State of rest

Corpus omne perseverare in statu suo quiescendi vel movendi uniformiter in directum, nisi quatenus a viribus impressis cogitur statum illum mutare.
(Every body must persist in its state of rest or of moving uniformly in a straight direction, except in so far as it is forced to change that state by impressed forces.)

Isaac Newton

Mahaparinirvana. It’s hard to imagine a state of peace deeper than the one that is achieved when a person who has attained nirvana during his lifetime passes away. That is the theme of the sleeping Buddhas that you see so often in Buddhist iconography. The statue that you see in the photo is in Bangkok’s Wat Pho, the Temple of the Reclining Buddha. It was a very hot day when I arrived here and sat in the shade to cool off. So I was in a state of peace, albeit lesser, when I walked around the statue.

Another place, another golden day. An afternoon spent taking photos of birds in the shallows of Odisha’s Chilika lake, ended with a glorious sunset. As the light failed I was forced to stop taking photos of birds. I was quite satisfied, and as much at peace with the day as a birder can be. It was time to catch the light through the reeds. Does that photo say “peace” to you?

I spent a month in Frascati one summer a few years ago. An old friend and a colleague was also there with his partner.

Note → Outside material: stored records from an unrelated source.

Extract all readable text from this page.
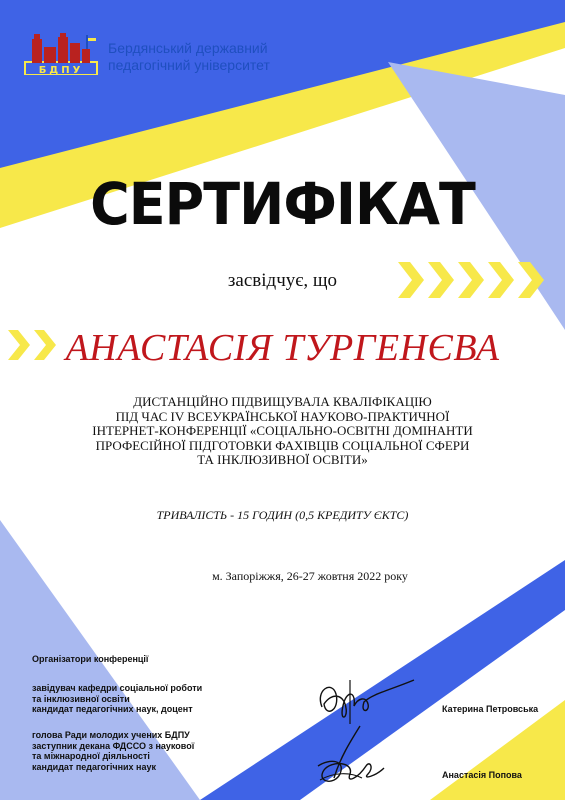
БДПУ
Бердянський державний
педагогічний університет
СЕРТИФІКАТ
засвідчує, що
АНАСТАСІЯ ТУРГЕНЄВА
ДИСТАНЦІЙНО ПІДВИЩУВАЛА КВАЛІФІКАЦІЮ
ПІД ЧАС IV ВСЕУКРАЇНСЬКОЇ НАУКОВО-ПРАКТИЧНОЇ
ІНТЕРНЕТ-КОНФЕРЕНЦІЇ «СОЦІАЛЬНО-ОСВІТНІ ДОМІНАНТИ
ПРОФЕСІЙНОЇ ПІДГОТОВКИ ФАХІВЦІВ СОЦІАЛЬНОЇ СФЕРИ
ТА ІНКЛЮЗИВНОЇ ОСВІТИ»
ТРИВАЛІСТЬ - 15 ГОДИН (0,5 КРЕДИТУ ЄКТС)
м. Запоріжжя, 26-27 жовтня 2022 року
Організатори конференції
завідувач кафедри соціальної роботи
та інклюзивної освіти
кандидат педагогічних наук, доцент
голова Ради молодих учених БДПУ
заступник декана ФДССО з наукової
та міжнародної діяльності
кандидат педагогічних наук
Катерина Петровська
Анастасія Попова
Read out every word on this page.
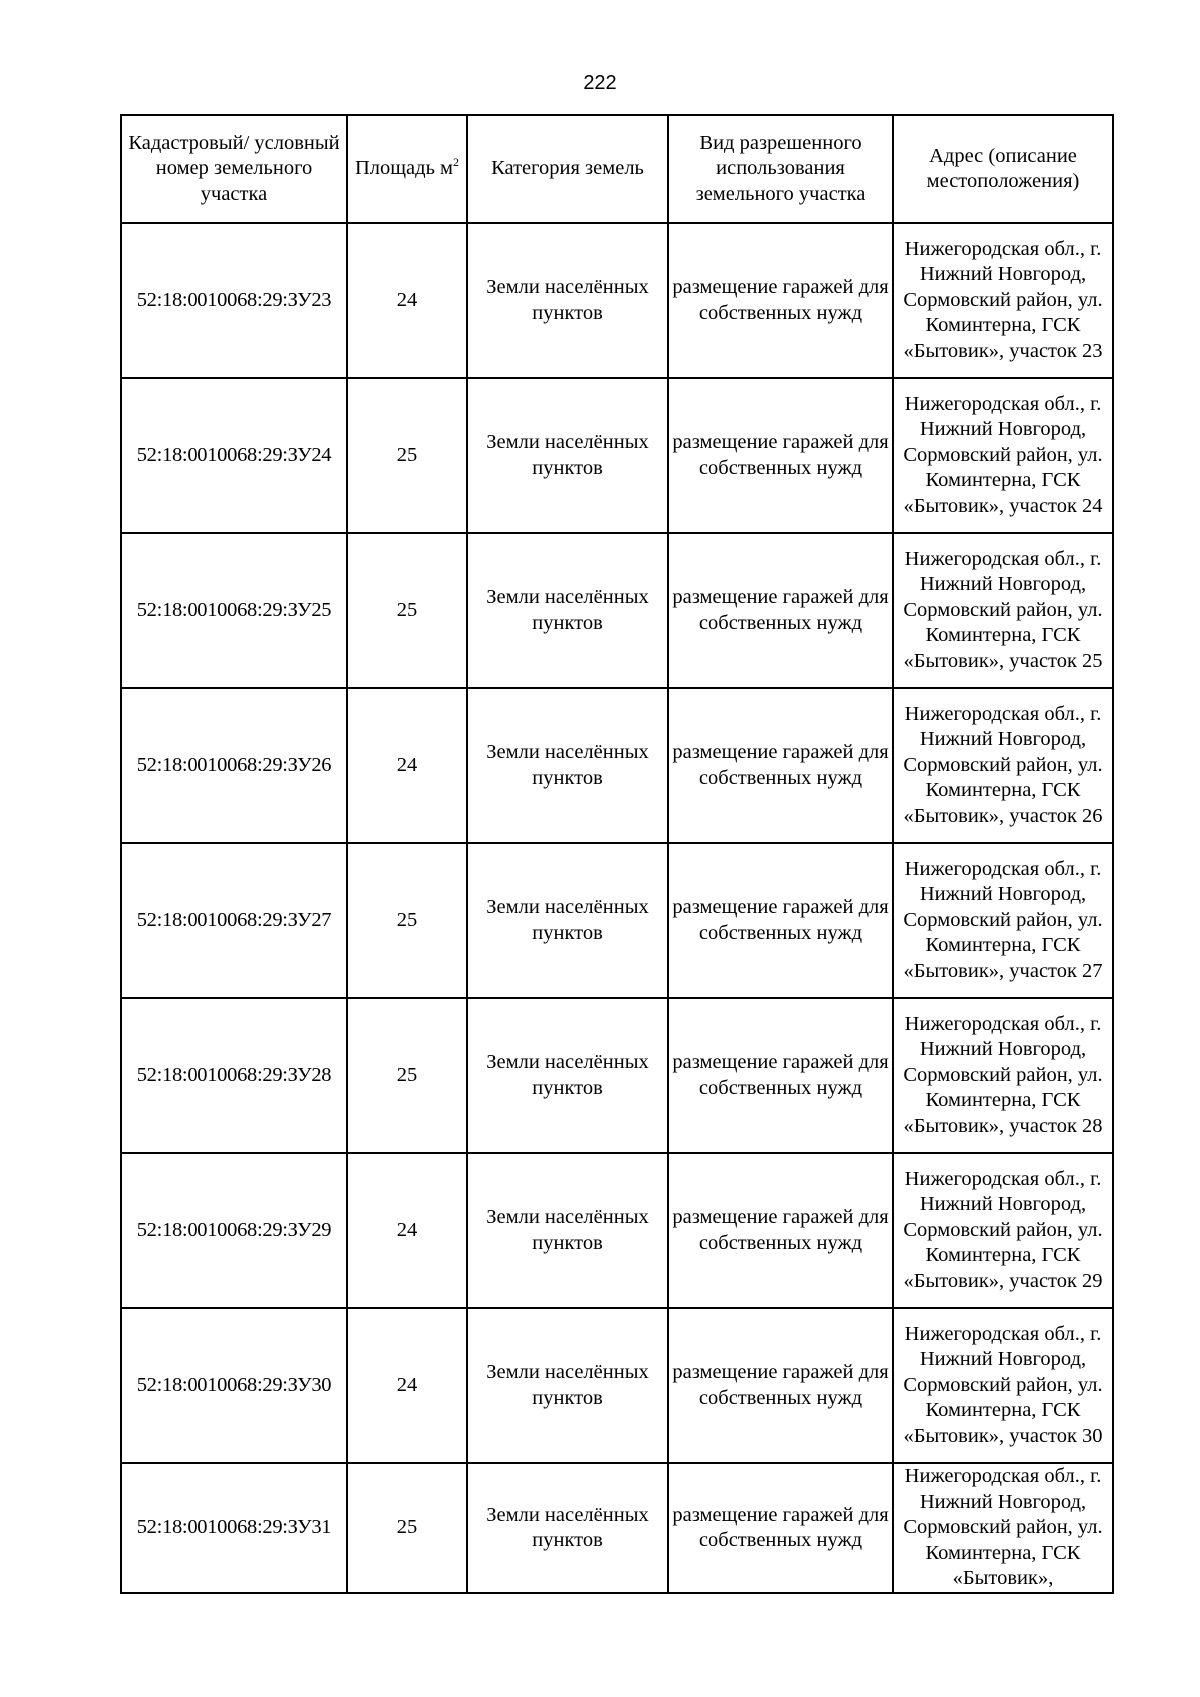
222
Кадастровый/ условный номер земельного участка	Площадь $м^2$	Категория земель	Вид разрешенного использования земельного участка	Адрес (описание местоположения)
52:18:0010068:29:ЗУ23	24	Земли населённых пунктов	размещение гаражей для собственных нужд	Нижегородская обл., г. Нижний Новгород, Сормовский район, ул. Коминтерна, ГСК «Бытовик», участок 23
52:18:0010068:29:ЗУ24	25	Земли населённых пунктов	размещение гаражей для собственных нужд	Нижегородская обл., г. Нижний Новгород, Сормовский район, ул. Коминтерна, ГСК «Бытовик», участок 24
52:18:0010068:29:ЗУ25	25	Земли населённых пунктов	размещение гаражей для собственных нужд	Нижегородская обл., г. Нижний Новгород, Сормовский район, ул. Коминтерна, ГСК «Бытовик», участок 25
52:18:0010068:29:ЗУ26	24	Земли населённых пунктов	размещение гаражей для собственных нужд	Нижегородская обл., г. Нижний Новгород, Сормовский район, ул. Коминтерна, ГСК «Бытовик», участок 26
52:18:0010068:29:ЗУ27	25	Земли населённых пунктов	размещение гаражей для собственных нужд	Нижегородская обл., г. Нижний Новгород, Сормовский район, ул. Коминтерна, ГСК «Бытовик», участок 27
52:18:0010068:29:ЗУ28	25	Земли населённых пунктов	размещение гаражей для собственных нужд	Нижегородская обл., г. Нижний Новгород, Сормовский район, ул. Коминтерна, ГСК «Бытовик», участок 28
52:18:0010068:29:ЗУ29	24	Земли населённых пунктов	размещение гаражей для собственных нужд	Нижегородская обл., г. Нижний Новгород, Сормовский район, ул. Коминтерна, ГСК «Бытовик», участок 29
52:18:0010068:29:ЗУ30	24	Земли населённых пунктов	размещение гаражей для собственных нужд	Нижегородская обл., г. Нижний Новгород, Сормовский район, ул. Коминтерна, ГСК «Бытовик», участок 30
52:18:0010068:29:ЗУ31	25	Земли населённых пунктов	размещение гаражей для собственных нужд	Нижегородская обл., г. Нижний Новгород, Сормовский район, ул. Коминтерна, ГСК «Бытовик»,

A weekend before the solstice there was a program of music in the open at every square in the town. We spent the evening at an enoteca in a small square. Like many of these extablishments, you could buy jugs of fresh wine and sit at a table outside. We’d brought our own olives and bread, cold cuts and olive oil and salad. We sat there with the food and wine and listened to the music as we talked. I only had an old phone to take photos with; it didn’t do well with low light. Six months later I heard that my friend had tested positive for cancer. I met him once again after that, but this is how I remember the couple, by that last peaceful summer.

So many of my most peaceful memories are near lakes and by the sea! This is a photo I took on a rainy day on Lake Inle in Myanmar. Some villages on the lake (they build their houses on stilts planted in the mud) farm lotus, and use the fiber from the stems to make cloth. I bought a shirt made from this fabric, and found it was very comfortable after a couple of washes. In that moment I went wild photographing water drops at rest on the leaves with my trusty old Panasonic Lumix. You can see the reflection of the gray sky in the large drop in the photo above. The people on the lake live a hard life, but, at that time at least, their lives seemed peaceful.


By I. J. Khanewala

I travel on work. When that gets too tiring then I relax by travelling for holidays. The holidays are pretty hectic, so I need to unwind by getting back home. But that means work.


  1. I love that you included everlasting life with the Reclining Buddha in the Temple. Such peace…
    The reeds with the sunlit sky speak peace without any words, don’t they? So pretty, and the water drop. Great capture. Very nice. Donna

    Liked by 1 person

  2. Really interesting approach to the challenge I.J. I loved the leaf and revisited after I read your text about it showing the sky, which of course it did! And I learned something about the many sleeping buddhas I’ve seen throughout Asia so thank you for that!

    Liked by 1 person

  3. Beautiful post, and I love the raindrop. In fact I have a shawl from the lotus fibres – my husband bought one for me at Lake Inle. A lovely texture and beautiful, natural colour.